There’s no shame in admitting that a lot of people initially get into sports and fitness regimens for the aesthetic benefits, like weight loss and “toning”. Consistent dragon boat training definitely delivers on those aspects (along with proper eating habits, of course). However, the longer you’re in dragon boat, the more you’ll value your strength and your body’s capabilities over concerns like, “Am I sexy enough?” You’ll notice paddlers of all shapes and sizes, and the ones who don’t fit typical standards of what fitness should look like are usually those who might surprise you with their tremendous power, which becomes more impressive the stronger and more competitive you get.
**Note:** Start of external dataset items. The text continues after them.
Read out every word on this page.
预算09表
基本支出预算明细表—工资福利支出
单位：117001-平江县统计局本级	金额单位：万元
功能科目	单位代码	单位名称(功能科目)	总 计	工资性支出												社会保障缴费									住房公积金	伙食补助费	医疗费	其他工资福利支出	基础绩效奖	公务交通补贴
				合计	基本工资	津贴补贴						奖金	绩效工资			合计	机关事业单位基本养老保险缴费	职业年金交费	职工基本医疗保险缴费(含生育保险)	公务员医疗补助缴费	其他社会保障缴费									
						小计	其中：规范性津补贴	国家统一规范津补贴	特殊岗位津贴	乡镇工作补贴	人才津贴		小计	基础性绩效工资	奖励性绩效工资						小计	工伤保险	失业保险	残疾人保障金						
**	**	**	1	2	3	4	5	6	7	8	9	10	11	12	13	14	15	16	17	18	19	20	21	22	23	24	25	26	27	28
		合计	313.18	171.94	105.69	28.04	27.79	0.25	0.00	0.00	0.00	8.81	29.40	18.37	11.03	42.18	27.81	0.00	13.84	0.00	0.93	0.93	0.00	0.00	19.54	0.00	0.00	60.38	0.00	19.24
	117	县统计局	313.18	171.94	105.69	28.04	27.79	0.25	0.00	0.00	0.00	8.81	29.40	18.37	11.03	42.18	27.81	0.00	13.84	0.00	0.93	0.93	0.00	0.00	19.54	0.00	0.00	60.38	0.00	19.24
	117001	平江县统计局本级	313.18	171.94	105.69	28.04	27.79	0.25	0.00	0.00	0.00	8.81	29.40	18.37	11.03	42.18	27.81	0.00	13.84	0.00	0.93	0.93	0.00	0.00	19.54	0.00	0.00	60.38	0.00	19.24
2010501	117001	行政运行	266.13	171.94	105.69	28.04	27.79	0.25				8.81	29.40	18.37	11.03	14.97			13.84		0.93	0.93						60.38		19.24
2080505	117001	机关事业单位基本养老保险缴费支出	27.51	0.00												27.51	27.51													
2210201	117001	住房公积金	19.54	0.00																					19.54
In a nutshell, dragon boat fosters a body-positive attitude.
At the risk of sounding sexist, some women might be concerned that dragon boat will make them “too bulky”. As any legitimate sports scientist will attest, women do not produce the same amount of testosterone as men, so any concerns about developing a “mannish” build because of a normal fitness regimen are based on misconceptions.
A typical training session lasts from one to a couple of hours, including warm-up drills on land before getting into the boat. Expect to get up before the crack of dawn, as this is when most teams set their practice schedules to accommodate students and yuppies. Just think of it as a reversal of after-school or work activities, where fun comes before work.
Once you’re in the water, you’ll be taught a precise set of movements, from the proper way to hold your paddle to the actual motion of paddling in the water. Paddling techniques might differ from team to team, but here’s a hint: the power of your stroke (the term for paddling action) usually shouldn’t come from your arms, but from your core.
Precision is actually a key word in dragon boat paddling, since synchronicity, or pagsasabay, is the first thing all paddlers should master. The glide and speed of your boat largely depend on how synchronized the entire boat’s movements are. A single out-of-sync paddler can compromise an entire race. Besides synchronicity, training programs are usually focused on developing either power (for example, members might take turns paddling individually in a full boat, with the goal of covering as much distance as they can by themselves) or endurance (e.g., continuous paddling for several minutes).
Most teams supplement boat training with the usual methods, like jogging and weights. The important thing is to commit to the training program your coach has set for you.
Yun lang. Capsizing is a real hazard in this sport, so paddlers are advised to know how to swim, even if you can wear a flotation vest while paddling. That said, paddlers who don’t know how to swim aren’t uncommon, so dragon boat can be an opportunity to develop your confidence in the water. (If you live in an archipelago like the Philippines, swimming is an important life skill!)
Of course! Like any other sport, dragon boat has a learning curve and demands a certain level of endurance that might prove challenging for the first-timer, but paddling skills are developed with consistent training. There is no cut-off for the age, weight and skill level at which you can start dragon boating. It’s like weight training: the more you practice, the more power you’ll be able to exert in time (in this case, to propel the boat forward).